Die Wirklichkeit klingt dagegen eher nach Pfeifkonzert. Gepfiffen wurde am Sonntagmittag, als die Lizenzspieler in die schwach besuchte Mitgliederversammlung in der Westfalenhalle einmarschierten; erst recht gepfiffen wurde am Freitagabend im Stadion, als sich der BVB gegen den Tabellenletzten in der Nachspielzeit zu einem 3:3 rettete, nach 0:3-Rückstand bei Halbzeit. Und nach einer Leistung, die Kapitän Marco Reus nach dem Abpfiff so beschrieb: "Man musste sich schämen, so wie wir gespielt haben. Ich kann mich nur bei den Zuschauern entschuldigen. So dürfen wir nie, nie wieder auftreten."

"Aber eins ist klar: Am Ende ist Fußball immer über Ergebnisse definiert"

Beim anderen deutschen Spitzenklub, beim FC Bayern, hätte eine Vorstellung wie die des BVB mit gewisser Wahrscheinlichkeit zu einer schnellen Beurlaubung des Trainers geführt. Vor allem im Kontext einer Serie von mehr als wechselhaften Leistungen und einer immer deutlicheren Diskrepanz zwischen der fußballerischen Philosophie des Trainers und den natürlichen Eigenschaften des teuren Kaders.

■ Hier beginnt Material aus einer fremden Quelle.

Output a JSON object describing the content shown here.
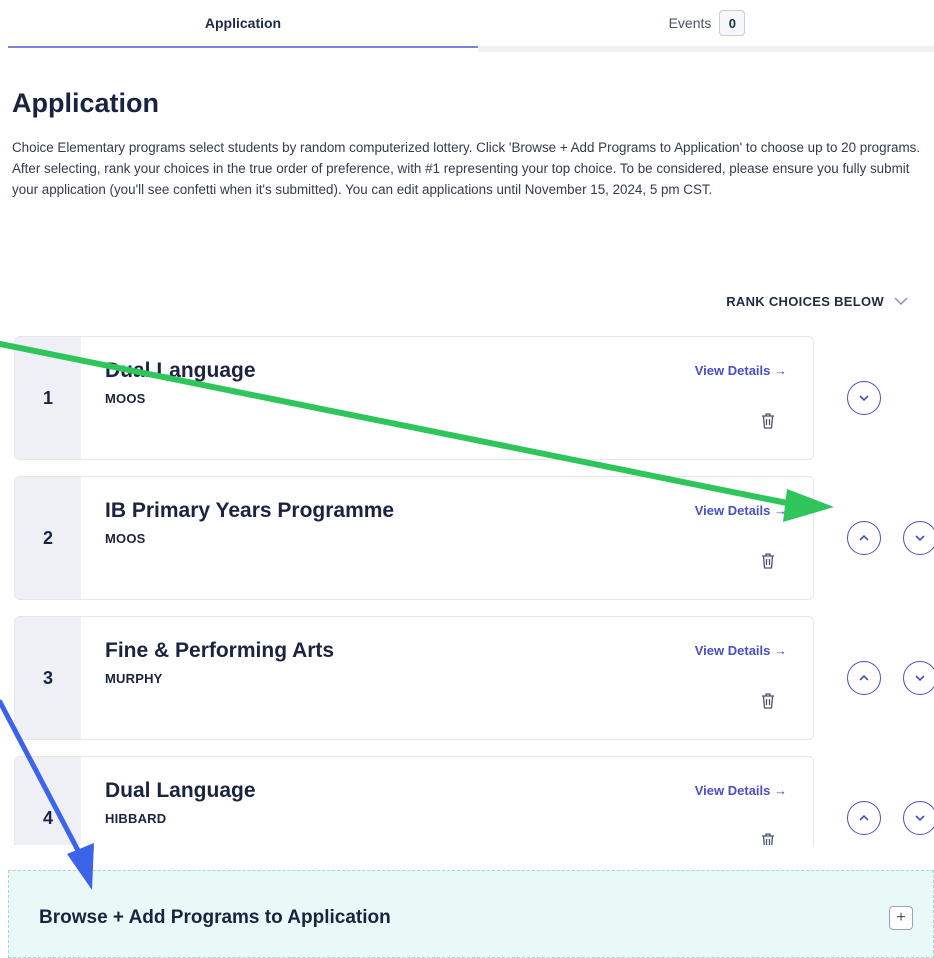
{
  "tabs": {
    "application": "Application",
    "events": "Events",
    "events_count": "0"
  },
  "page": {
    "title": "Application",
    "intro": "Choice Elementary programs select students by random computerized lottery. Click 'Browse + Add Programs to Application' to choose up to 20 programs. After selecting, rank your choices in the true order of preference, with #1 representing your top choice. To be considered, please ensure you fully submit your application (you'll see confetti when it's submitted). You can edit applications until November 15, 2024, 5 pm CST.",
    "rank_header": "RANK CHOICES BELOW"
  },
  "choices": [
    {
      "rank": "1",
      "program": "Dual Language",
      "school": "MOOS",
      "details": "View Details →"
    },
    {
      "rank": "2",
      "program": "IB Primary Years Programme",
      "school": "MOOS",
      "details": "View Details →"
    },
    {
      "rank": "3",
      "program": "Fine & Performing Arts",
      "school": "MURPHY",
      "details": "View Details →"
    },
    {
      "rank": "4",
      "program": "Dual Language",
      "school": "HIBBARD",
      "details": "View Details →"
    }
  ],
  "browse": {
    "label": "Browse + Add Programs to Application",
    "plus": "+"
  },
  "colors": {
    "accent": "#4a4fc4",
    "green_arrow": "#2ec55a",
    "blue_arrow": "#3d63e8",
    "browse_bg": "#e8f9f8"
  }
}
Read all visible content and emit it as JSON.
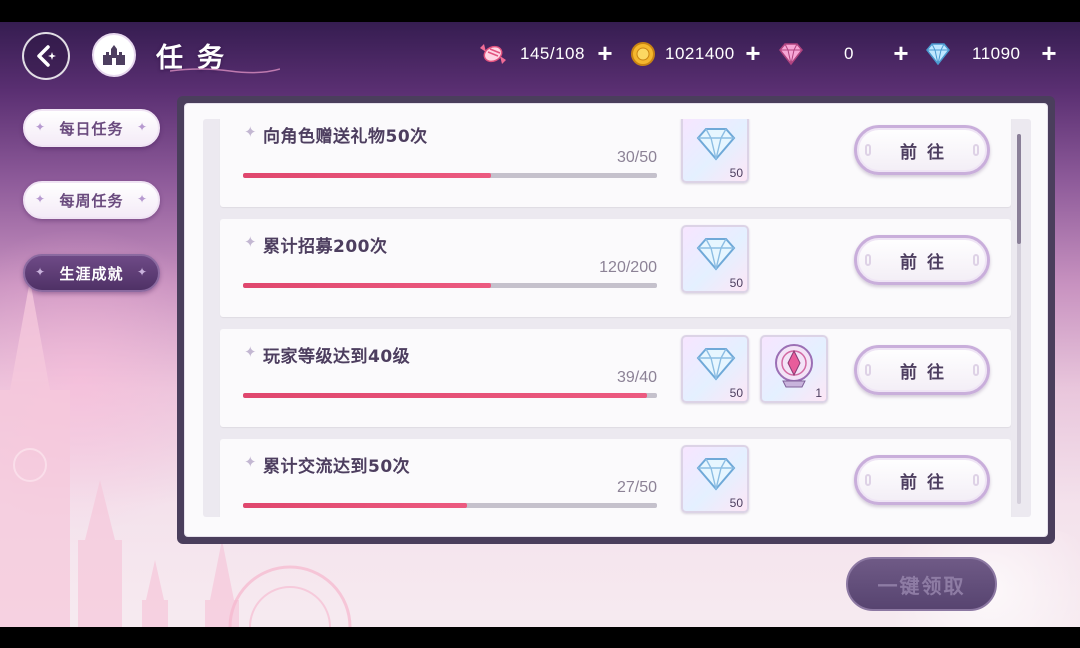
{
  "header": {
    "title": "任务",
    "back_icon": "back-arrow-icon",
    "home_icon": "castle-home-icon"
  },
  "resources": [
    {
      "name": "candy",
      "icon": "candy-icon",
      "value": "145/108"
    },
    {
      "name": "gold",
      "icon": "gold-coin-icon",
      "value": "1021400"
    },
    {
      "name": "pink_diamond",
      "icon": "pink-diamond-icon",
      "value": "0"
    },
    {
      "name": "blue_diamond",
      "icon": "blue-diamond-icon",
      "value": "11090"
    }
  ],
  "plus_label": "+",
  "side_tabs": [
    {
      "label": "每日任务",
      "active": false
    },
    {
      "label": "每周任务",
      "active": false
    },
    {
      "label": "生涯成就",
      "active": true
    }
  ],
  "tasks": [
    {
      "title": "向角色赠送礼物50次",
      "progress": "30/50",
      "fraction": 0.6,
      "rewards": [
        {
          "icon": "diamond-icon",
          "count": "50"
        }
      ],
      "button": "前往"
    },
    {
      "title": "累计招募200次",
      "progress": "120/200",
      "fraction": 0.6,
      "rewards": [
        {
          "icon": "diamond-icon",
          "count": "50"
        }
      ],
      "button": "前往"
    },
    {
      "title": "玩家等级达到40级",
      "progress": "39/40",
      "fraction": 0.975,
      "rewards": [
        {
          "icon": "diamond-icon",
          "count": "50"
        },
        {
          "icon": "crystal-orb-icon",
          "count": "1"
        }
      ],
      "button": "前往"
    },
    {
      "title": "累计交流达到50次",
      "progress": "27/50",
      "fraction": 0.54,
      "rewards": [
        {
          "icon": "diamond-icon",
          "count": "50"
        }
      ],
      "button": "前往"
    }
  ],
  "claim_all_label": "一键领取",
  "colors": {
    "accent_pink": "#e0476e",
    "panel_frame": "#4a3e5c",
    "active_tab": "#5a3c72"
  }
}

In Dortmund aber gehen die Uhren anders. Am Freitagabend, nach der gerade noch abgewendeten Katastrophe gegen den kleinen westfälischen Nachbarn, gingen die leitenden Borussen um Geschäftsführer Hans-Joachim Watzke, Sportdirektor Michael Zorc, Lizenzspieler-Chef Sebastian Kehl und Berater Matthias Sammer zwar in eine inoffizielle Sondersitzung, die bis spät in die Nacht dauerte. Aber das Ergebnis der Sitzung war, dass man weiter abwarten will. Besser gesagt: abwarten muss. Denn zu jeder Trainerentlassung gehört auch die Nachfolge-Regelung. Und da sind Watzke und Zorc gebrannte Kinder.

Am Sonntag, als sich Trainer und Spieler die Buh-Rufe der nur 800 erschienenen Mitglieder abgeholt hatten, glättete Watzke erst mal die Wogen: ein paar Erfolgszahlen aus der Finanzbilanz, ein bisschen Schelte für jene, die am Freitag im Vollfrust die Konter der Paderborner beklatscht hatten, Appelle an Solidarität; und zuletzt eine Aufforderung an den Trainer, dass letztlich er für mehr Leidenschaft und Engagement zu sorgen habe. Watzke sagte: "Lucien, du hast weiterhin unser Vertrauen. Aber eins ist klar: Am Ende ist Fußball immer über Ergebnisse definiert."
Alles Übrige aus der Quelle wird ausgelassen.